I made the home version Sunday afternoon. Mama and I ate at the kitchen table at six. Mama said, baby, this is the kind of one-pan dinner I have been wanting somebody to invent. I said, somebody did, Mama. I just made it.

The recipe is below. The trick is using refrigerated tortellini straight from the package — do not boil it first. The pasta cooks in the sauce in the oven. Cover with foil for the first thirty minutes, then uncover for ten more for the brown top.

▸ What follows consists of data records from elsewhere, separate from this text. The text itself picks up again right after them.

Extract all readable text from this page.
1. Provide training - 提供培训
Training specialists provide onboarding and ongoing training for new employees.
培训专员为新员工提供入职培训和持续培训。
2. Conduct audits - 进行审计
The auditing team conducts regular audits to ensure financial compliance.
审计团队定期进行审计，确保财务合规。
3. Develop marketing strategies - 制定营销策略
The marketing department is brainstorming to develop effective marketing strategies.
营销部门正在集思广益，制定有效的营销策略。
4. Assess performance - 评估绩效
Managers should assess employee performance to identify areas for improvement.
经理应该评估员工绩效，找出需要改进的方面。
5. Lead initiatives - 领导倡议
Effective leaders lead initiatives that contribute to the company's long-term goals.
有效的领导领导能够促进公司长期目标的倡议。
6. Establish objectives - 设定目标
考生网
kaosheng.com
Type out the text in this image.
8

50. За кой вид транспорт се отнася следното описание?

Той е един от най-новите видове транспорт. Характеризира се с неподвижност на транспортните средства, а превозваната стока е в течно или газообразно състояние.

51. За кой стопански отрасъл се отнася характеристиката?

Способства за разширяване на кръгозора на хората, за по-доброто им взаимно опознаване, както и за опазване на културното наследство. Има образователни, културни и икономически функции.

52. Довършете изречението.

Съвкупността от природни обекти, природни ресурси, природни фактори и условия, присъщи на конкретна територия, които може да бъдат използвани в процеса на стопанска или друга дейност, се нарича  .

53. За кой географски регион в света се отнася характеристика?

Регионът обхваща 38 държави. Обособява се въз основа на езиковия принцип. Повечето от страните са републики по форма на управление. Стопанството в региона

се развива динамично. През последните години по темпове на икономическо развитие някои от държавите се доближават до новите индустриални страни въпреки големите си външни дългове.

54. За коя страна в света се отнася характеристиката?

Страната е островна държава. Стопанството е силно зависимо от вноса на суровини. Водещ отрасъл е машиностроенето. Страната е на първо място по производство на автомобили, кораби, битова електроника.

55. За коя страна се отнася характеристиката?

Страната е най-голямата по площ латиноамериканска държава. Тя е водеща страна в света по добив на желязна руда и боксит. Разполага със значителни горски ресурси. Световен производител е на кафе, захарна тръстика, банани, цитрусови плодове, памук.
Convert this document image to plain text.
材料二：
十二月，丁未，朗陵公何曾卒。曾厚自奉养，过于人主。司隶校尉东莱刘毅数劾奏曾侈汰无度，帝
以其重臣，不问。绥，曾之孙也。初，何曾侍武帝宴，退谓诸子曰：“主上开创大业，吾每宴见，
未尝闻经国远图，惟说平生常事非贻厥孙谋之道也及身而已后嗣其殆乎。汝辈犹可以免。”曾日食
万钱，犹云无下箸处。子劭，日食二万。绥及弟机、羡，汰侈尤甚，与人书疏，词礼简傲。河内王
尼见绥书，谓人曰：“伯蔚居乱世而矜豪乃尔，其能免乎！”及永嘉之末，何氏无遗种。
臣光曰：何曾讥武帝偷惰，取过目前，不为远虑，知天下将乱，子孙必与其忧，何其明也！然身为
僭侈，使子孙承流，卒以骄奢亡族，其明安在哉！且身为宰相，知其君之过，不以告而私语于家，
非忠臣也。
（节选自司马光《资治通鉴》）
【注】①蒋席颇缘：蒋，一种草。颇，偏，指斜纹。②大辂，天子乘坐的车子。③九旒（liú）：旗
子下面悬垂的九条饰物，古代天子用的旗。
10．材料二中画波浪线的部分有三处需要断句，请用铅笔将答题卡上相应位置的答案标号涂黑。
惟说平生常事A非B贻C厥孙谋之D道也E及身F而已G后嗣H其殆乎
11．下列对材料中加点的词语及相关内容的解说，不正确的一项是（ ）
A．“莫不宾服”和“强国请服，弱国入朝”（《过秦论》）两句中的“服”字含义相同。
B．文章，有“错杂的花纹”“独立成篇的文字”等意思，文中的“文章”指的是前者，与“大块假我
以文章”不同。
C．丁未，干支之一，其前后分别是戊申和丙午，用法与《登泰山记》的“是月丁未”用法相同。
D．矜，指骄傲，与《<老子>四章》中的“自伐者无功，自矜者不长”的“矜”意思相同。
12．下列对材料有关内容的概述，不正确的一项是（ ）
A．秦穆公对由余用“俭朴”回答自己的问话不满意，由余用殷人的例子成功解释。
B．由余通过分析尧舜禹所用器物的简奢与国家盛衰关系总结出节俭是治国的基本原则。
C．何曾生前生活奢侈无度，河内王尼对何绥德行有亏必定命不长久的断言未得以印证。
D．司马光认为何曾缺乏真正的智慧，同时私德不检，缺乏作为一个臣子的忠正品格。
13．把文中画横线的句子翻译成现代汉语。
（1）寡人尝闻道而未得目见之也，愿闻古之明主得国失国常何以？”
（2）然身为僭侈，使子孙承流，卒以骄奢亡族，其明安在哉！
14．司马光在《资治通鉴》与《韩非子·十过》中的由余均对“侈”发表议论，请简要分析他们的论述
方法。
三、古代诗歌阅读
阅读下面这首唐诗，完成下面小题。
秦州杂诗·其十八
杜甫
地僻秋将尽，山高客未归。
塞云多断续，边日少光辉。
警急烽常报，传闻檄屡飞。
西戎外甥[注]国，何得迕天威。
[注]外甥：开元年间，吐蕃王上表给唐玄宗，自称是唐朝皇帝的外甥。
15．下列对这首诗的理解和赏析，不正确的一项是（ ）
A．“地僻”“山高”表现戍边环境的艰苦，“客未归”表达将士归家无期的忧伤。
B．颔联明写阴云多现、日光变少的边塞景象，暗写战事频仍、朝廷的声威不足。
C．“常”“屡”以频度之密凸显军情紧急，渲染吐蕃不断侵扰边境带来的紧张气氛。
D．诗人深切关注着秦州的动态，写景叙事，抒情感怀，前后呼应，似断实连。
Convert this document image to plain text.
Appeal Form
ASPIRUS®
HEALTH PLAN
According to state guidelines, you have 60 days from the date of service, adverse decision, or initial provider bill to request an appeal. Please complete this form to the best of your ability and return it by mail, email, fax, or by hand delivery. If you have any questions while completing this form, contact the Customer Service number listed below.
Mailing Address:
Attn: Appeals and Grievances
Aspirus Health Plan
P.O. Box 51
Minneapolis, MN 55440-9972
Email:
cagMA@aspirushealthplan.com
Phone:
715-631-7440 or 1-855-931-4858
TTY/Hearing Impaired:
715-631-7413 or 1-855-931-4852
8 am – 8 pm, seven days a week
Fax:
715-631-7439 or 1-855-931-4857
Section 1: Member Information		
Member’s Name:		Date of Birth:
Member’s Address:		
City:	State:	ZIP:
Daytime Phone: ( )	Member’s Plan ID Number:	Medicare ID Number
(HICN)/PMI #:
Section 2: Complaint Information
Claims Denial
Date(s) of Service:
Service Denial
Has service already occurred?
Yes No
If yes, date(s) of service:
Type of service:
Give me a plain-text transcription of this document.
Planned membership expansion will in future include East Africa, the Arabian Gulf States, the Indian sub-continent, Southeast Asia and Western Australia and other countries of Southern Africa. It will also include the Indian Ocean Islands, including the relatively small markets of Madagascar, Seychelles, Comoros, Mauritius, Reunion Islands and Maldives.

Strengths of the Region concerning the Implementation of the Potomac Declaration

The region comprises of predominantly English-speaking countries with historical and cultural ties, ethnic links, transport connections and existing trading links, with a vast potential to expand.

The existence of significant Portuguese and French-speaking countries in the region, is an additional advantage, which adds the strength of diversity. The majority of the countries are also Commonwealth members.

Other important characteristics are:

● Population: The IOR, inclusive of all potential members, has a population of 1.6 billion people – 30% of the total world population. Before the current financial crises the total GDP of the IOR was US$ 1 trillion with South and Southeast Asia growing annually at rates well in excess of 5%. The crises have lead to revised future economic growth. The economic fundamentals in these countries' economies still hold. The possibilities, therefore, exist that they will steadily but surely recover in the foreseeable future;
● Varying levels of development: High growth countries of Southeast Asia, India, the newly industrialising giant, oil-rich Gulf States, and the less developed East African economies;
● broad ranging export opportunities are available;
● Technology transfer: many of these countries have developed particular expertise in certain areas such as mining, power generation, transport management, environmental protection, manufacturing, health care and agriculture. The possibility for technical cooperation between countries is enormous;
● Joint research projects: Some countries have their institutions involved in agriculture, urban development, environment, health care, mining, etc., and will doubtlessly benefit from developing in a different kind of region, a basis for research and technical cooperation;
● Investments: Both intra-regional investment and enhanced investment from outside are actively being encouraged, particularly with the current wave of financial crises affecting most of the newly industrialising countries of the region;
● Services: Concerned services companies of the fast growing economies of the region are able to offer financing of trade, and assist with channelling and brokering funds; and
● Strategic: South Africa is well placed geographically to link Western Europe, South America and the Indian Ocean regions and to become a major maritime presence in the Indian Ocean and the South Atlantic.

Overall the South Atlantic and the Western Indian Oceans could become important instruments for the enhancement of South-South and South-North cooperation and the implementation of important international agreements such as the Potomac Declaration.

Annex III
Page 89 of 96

Baked Tortellini with Chicken Gratinati

Prep Time: 15 min | Cook Time: 35 min | Total Time: 50 min | Servings: 6

Ingredients

  • 20 oz refrigerated cheese tortellini
  • 2 cups cooked chicken breast, shredded or cubed
  • 1 can (10.5 oz) cream of mushroom soup
  • 1 cup chicken broth
  • 1 cup sour cream
  • 1/2 cup grated Parmesan cheese, divided
  • 1 cup shredded mozzarella cheese
  • 3 cloves garlic, minced
  • 1/2 teaspoon onion powder
  • 1/2 teaspoon dried Italian seasoning
  • 1/4 teaspoon black pepper
  • 1/4 teaspoon salt
  • 2 tablespoons olive oil
  • Fresh parsley, chopped, for garnish (optional)

Instructions

  1. Preheat oven. Heat oven to 375°F. Lightly grease a 9x13-inch baking dish with cooking spray or butter.
  2. Cook tortellini. Boil tortellini in salted water according to package directions, cooking 1–2 minutes less than instructed so it stays slightly firm. Drain and set aside.
  3. Build the sauce. In a large bowl, whisk together cream of mushroom soup, chicken broth, and sour cream until smooth. Stir in minced garlic, onion powder, Italian seasoning, salt, and pepper.
  4. Combine filling. Fold the cooked tortellini and shredded chicken into the sauce mixture until evenly coated. Pour into the prepared baking dish and spread into an even layer.
  5. Add the topping. Sprinkle mozzarella evenly over the top, followed by 1/4 cup of the Parmesan. Drizzle lightly with olive oil to encourage browning.
  6. Bake. Cover dish loosely with foil and bake for 20 minutes. Remove foil, sprinkle with remaining Parmesan, and bake uncovered for an additional 12–15 minutes until the top is golden, bubbly, and slightly gratinati (gloriously browned at the edges).
  7. Rest and serve. Let the casserole rest for 5 minutes before serving. Garnish with fresh parsley if desired.

Nutrition (per serving)

Calories: 490 | Protein: 31g | Fat: 21g | Carbs: 44g | Fiber: 2g | Sodium: 820mg

Kaylee Turner
About the cook who shared this
Kaylee Turner
Week 63 of Kaylee’s 30-year story · Tulsa, Oklahoma
Kaylee is twenty-five, married with three kids under six, and the youngest mom on the RecipeSpinoff team. She got her GED at twenty, married at nineteen, and feeds her family on whatever she can find at Dollar General and the Tulsa grocery outlet. She survived a tornado that took the roof off her apartment and discovered that you can make surprisingly good dinners with canned goods and determination. Don't underestimate her. She doesn't underestimate herself.